Every Riven Thing
By Christian Wiman
Farrar, Straus and Giroux
Like many contemporary poets, Christian Wiman is interested in describing human experience beyond what can be contained by language. However, instead of undermining language to expose its limitations, the poems in his new book, Every Riven Thing, embrace the ability of words to convey meaning and, in doing so, to bring us closer to the uncertain, utterly mysterious experience of being alive.

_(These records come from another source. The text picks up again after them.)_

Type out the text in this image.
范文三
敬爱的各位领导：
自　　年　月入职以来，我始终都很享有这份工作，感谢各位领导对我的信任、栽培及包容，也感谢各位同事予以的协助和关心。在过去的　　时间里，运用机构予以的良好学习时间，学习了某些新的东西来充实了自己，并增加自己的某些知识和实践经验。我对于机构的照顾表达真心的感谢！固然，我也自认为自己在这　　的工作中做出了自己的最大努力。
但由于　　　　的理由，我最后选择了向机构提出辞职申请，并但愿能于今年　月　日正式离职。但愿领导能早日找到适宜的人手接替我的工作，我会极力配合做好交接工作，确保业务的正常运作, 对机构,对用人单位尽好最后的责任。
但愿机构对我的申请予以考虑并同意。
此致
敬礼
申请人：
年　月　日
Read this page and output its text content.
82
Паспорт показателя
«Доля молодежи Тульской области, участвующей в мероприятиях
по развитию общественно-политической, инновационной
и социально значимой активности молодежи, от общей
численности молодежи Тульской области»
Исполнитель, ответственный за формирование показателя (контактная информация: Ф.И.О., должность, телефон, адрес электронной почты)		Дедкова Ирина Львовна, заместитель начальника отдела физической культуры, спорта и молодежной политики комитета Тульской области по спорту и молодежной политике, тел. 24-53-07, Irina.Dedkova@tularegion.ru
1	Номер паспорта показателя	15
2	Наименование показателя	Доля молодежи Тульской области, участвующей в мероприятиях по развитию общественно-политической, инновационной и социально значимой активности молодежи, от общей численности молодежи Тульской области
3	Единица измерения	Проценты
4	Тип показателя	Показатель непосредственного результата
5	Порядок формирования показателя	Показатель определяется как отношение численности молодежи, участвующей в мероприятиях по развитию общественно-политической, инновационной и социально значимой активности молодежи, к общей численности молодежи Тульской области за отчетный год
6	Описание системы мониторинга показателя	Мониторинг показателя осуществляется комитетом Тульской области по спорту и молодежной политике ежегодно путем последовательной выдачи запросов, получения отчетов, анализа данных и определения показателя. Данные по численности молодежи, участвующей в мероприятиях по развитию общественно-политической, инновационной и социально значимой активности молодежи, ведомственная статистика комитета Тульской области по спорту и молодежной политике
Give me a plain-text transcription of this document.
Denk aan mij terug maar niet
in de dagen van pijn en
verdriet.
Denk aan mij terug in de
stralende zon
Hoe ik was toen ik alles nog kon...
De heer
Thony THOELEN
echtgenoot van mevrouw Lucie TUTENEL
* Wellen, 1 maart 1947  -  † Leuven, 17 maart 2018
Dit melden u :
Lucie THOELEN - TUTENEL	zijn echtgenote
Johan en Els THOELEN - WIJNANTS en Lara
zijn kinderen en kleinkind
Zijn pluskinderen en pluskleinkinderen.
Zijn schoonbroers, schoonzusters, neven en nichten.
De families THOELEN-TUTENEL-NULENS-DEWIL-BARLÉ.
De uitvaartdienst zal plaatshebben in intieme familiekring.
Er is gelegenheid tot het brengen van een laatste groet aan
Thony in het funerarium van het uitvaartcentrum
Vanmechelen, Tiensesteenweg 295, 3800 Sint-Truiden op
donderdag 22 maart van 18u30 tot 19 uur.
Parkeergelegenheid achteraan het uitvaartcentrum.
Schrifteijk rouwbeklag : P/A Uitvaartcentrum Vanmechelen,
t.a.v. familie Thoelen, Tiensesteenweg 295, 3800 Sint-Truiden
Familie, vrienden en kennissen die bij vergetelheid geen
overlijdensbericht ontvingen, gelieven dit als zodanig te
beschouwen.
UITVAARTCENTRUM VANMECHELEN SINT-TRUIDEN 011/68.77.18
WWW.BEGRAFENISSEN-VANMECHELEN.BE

Wiman wants to locate the unknown and the unknowable. In “Late Fragment,” he describes the mystery found in his experience of silence as a child:
scrabbled hole and the black beyond;
as if water wanted out of itself;
tip of the sycamore’s weird bare reach:
some latency in things leading not so much to speech
as to a halting, haunted art
wherein to master was to miss—
These poems reveal a restless, alert, and agitated mind dealing with the challenges of being alive. Wiman is especially challenged by the discovery of having a terrible, incurable disease (a rare blood cancer), revealed in the second poem, “Diagnosis.” This hurtles his poetry into urgent exploration. Not only does the work reach for the ineffable experience of being human, but that experience is tangled with the intense anxiety and grief of having a terminal disease.
Wiman’s writing is unflinching and stunningly open. Here is one passage describing a day of treatment:
Philosophy of treatment regimens, scripture of obituaries:
heretic, lunatic, I touch my tumor like a charm.
Prevarications, extenuations, tomorrow’s tease of being:
we are what we are only in our last bastions.
And past that?
Now, near me, not me, a girl, shameless, veinless, screams.
But Wiman has much greater ambitions than merely describing his illness. He is interested in nothing less than locating an innate source of joy and the presence of God.
Despite his pain and grief, Wiman finds himself stumbling upon a stubborn, inexplicable joy. He is frequently surprised to find that even in excruciatingly difficult moments “up crawls / my cockroach of hope” (“Darkcharms”). It rises out of what seems to be the basic stuff of being alive, “as if joy / were an animal . . . blind, / scabbing, earth- / covered creature” (“The Mole”), or “a ridiculous red-jacketed / poodle . . . twisting biting / snowflakes like miracle toys” (“Jouissance”).
And just as mysterious and undeniable is the presence of God in the world. Wiman doesn’t see God as an intervening presence, at least not on the physical level; God won’t alter a diagnosis of cancer or change events that lead to hardship and sorrow. For Wiman, God provides the opportunity to better engage the world. He goes so far to say that without God we lose the means to take on the difficult task of facing the world:
But the world is more often refuge
than evidence, comfort and covert
for the flinching will, rather than the sharp
particulate instants through which God’s being burns
into ours. . .
. . . Praise to the pain
scalding us toward each other
Throughout the book Wiman makes his case that faith in God allows for the possibility of a greater access to the world.
My God . . .
Make of my anguish
more than I can make.
(“This Mind of Dying”)
For Wiman, God’s presence is manifest at a level below consciousness. In the harsh but beautiful poem “Hammer Is the Prayer,” an unnamed speaker makes the bitter pronouncement “To hell with remembrance, to hell with heaven / hammer is the prayer of the poor and the dying.” To this Wiman responds:
And as wind in some lordless random comes to rest
and all the disquieted dust within,
peace comes to the hinterlands of our minds,
too remote to know, but peace nonetheless.
Christian Wiman is fiercely dedicated to describing experiences for which there are no words—an ambition shared with many poets today. But few contemporary poets invite us to consider new ways of looking at those experiences as openly, intensely, and originally as he does.